Question écrite n° 23788 de M. Yves Détraigne (Marne - UCR)

publiée dans le JO Sénat du 28/06/2012 - page 1401

M. Yves Détraigne attire l'attention de M. le ministre de l'intérieur sur l'avenir, en France, du système d'appel d'urgence automatique (eCall).

L'eCall est une initiative de la Commission européenne visant à introduire, dans tous les véhicules vendus dans l'Union européenne (UE), un système paneuropéen d'appel d'urgence automatique basé sur un service public, permettant à une voiture accidentée d'appeler instantanément les services d'urgence tout en envoyant sa position précise, que ses occupants soient conscients ou non, et quel que soit le pays de l'UE dans lequel elle se trouve.

Ce système a pour but une intervention des services d'urgence plus rapide, adaptée à la sévérité de l'accident et au type de véhicule impliqué, réduisant ainsi la mortalité et la gravité des blessures résultant des accidents de la route.

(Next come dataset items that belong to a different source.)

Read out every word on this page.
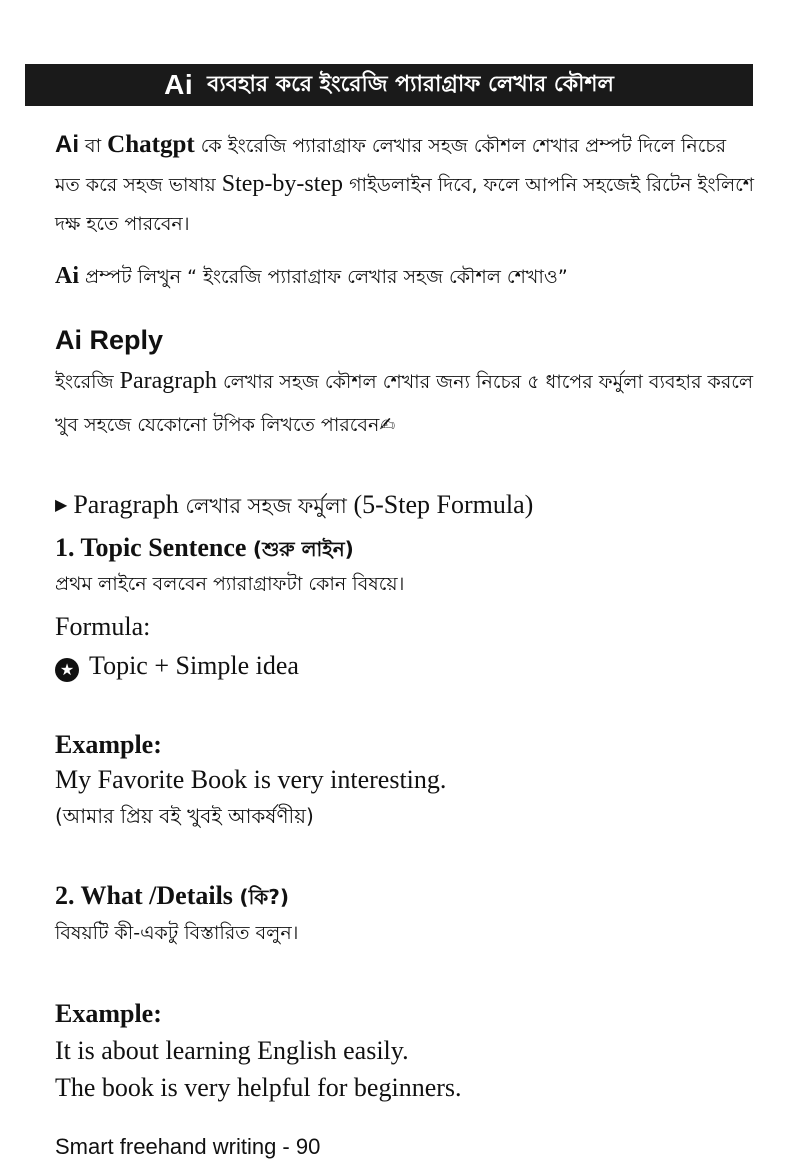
Ai ব্যবহার করে ইংরেজি প্যারাগ্রাফ লেখার কৌশল
Ai বা Chatgpt কে ইংরেজি প্যারাগ্রাফ লেখার সহজ কৌশল শেখার প্রম্পট দিলে নিচের মত করে সহজ ভাষায় Step-by-step গাইডলাইন দিবে, ফলে আপনি সহজেই রিটেন ইংলিশে দক্ষ হতে পারবেন।
Ai প্রম্পট লিখুন “ ইংরেজি প্যারাগ্রাফ লেখার সহজ কৌশল শেখাও”
Ai Reply
ইংরেজি Paragraph লেখার সহজ কৌশল শেখার জন্য নিচের ৫ ধাপের ফর্মুলা ব্যবহার করলে খুব সহজে যেকোনো টপিক লিখতে পারবেন✍
▶ Paragraph লেখার সহজ ফর্মুলা (5-Step Formula)
1. Topic Sentence (শুরু লাইন)
প্রথম লাইনে বলবেন প্যারাগ্রাফটা কোন বিষয়ে।
Formula:
★ Topic + Simple idea
Example:
My Favorite Book is very interesting.
(আমার প্রিয় বই খুবই আকর্ষণীয়)
2. What /Details (কি?)
বিষয়টি কী-একটু বিস্তারিত বলুন।
Example:
It is about learning English easily.
The book is very helpful for beginners.
Smart freehand writing - 90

Il semblerait toutefois que des désaccords existent entre la France et la Commission européenne à ce sujet et que notre pays soit le seul à refuser une généralisation de ce système, considérant notamment que le citoyen doit rester libre du choix de l'équipement de son véhicule par un tel dispositif, en fonction de ses besoins spécifiques.

Considérant l'intérêt dudit dispositif sur le plan du renforcement de la sécurité routière, il lui demande donc de bien vouloir lui préciser ses intentions en ce domaine.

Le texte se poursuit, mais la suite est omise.